最後の講義 どうして生命にはそんなに価値があるのか 福岡伸一著
生物学者の福岡伸一氏の「最後の講義 どうして生命にはそんなに価値があるのか」を読んだ。福岡伸一さんはだいぶ以前に元YMOの作曲家坂本龍一さんと対談しているのをテレビで観たことがあり、ユニークな学者さんだなと思っていた。
その先生が「生命は機械ではない。生命は流れだ。」と言ったルドルフ・シェーンハイマー(1898~1941)に影響を受けて「動的平衡」という概念を提唱している。シェーンハイマーは「ダイナミックステイトに私たちの身体はある。動的な状態にある」と論文に書いている。これをもう少しかみ砕いていうと「ミクロなプラモデルみたいな部品で私たちが出来ているという機械論的な生命観ではなく、私たちの身体はもっと流動的に絶えず動いているという生命観」ということだ。
「動的平衡」における考え方のキーワードは「動き」「流れ」「変化」「時間」ではないかと受け取った。私はすごくがっちりとした手応えとは言えないけれど、「あぁ、やっぱりね」的なうっすらとした納得を得た気がした。

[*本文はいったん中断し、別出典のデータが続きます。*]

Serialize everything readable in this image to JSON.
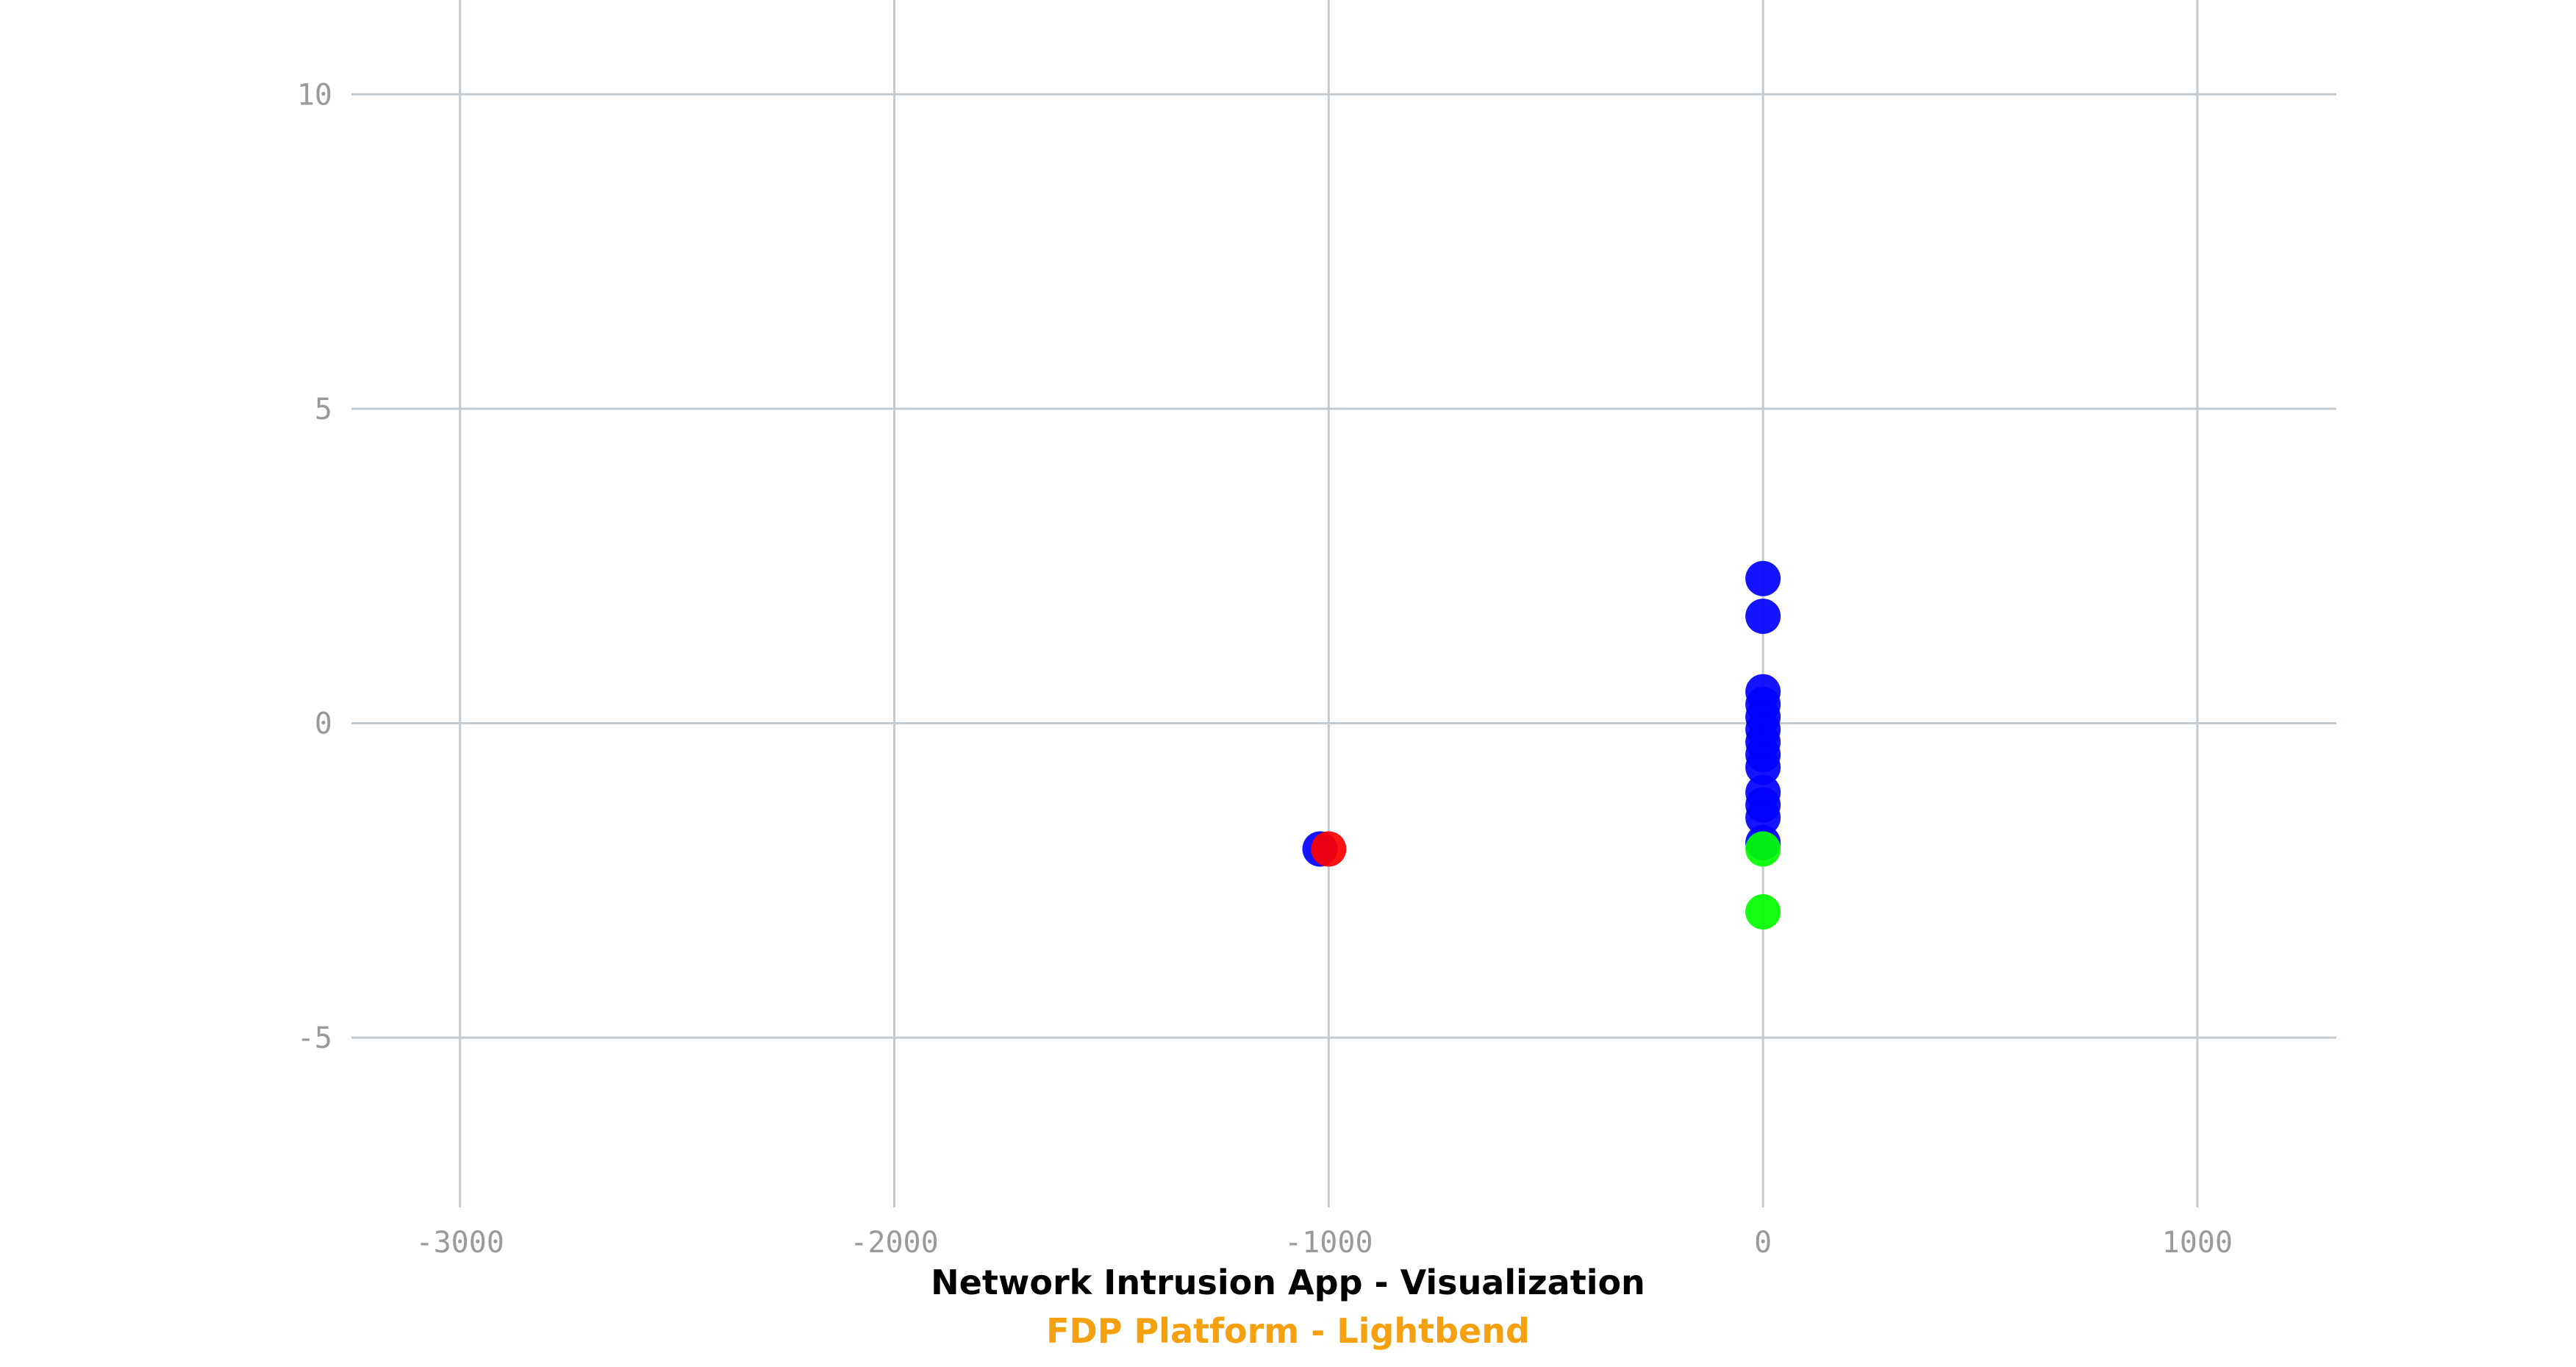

こどもの時から、「生命とは何か」とか「なぜ、人間は生きるのか・生きるとは何か」とか「どうして食べると成長するのか・どうして食べると動けるのか」みたいなことが絶えまなく何をする際にも胸の内に流れていた。哲学的な意味合いの部分はさておき、生物学的観点から考えれば、現在の私はリチャード・ドーキンスの「生物は遺伝子によって利用される”乗り物”に過ぎない」という考え方に大きく依拠していると思う。改めて、その方が楽だ、そこにとりあえず、座ろうかと思った。今回、福岡伸一氏の「動的平衡」という概念に触れてなおさらその考えが深まった。「動的平衡」には物事を部分で観る形而上学から連関や変化で捉える弁証法への発展が見て取れる。私はフリードリッヒ・エンゲルスの「空想から科学への社会主義の発展」を思い出した。
新型コロナウイルスのパンデミックで、ウイルスと人間の関係性について、多くの方々が考えそれを発信している。様々な観点で考えることができるテーマだと思う。生と死、生物と無生物、大きな視野にも立ちながら、また、議員としての任務を行い、謙虚になってものを観ていきたい。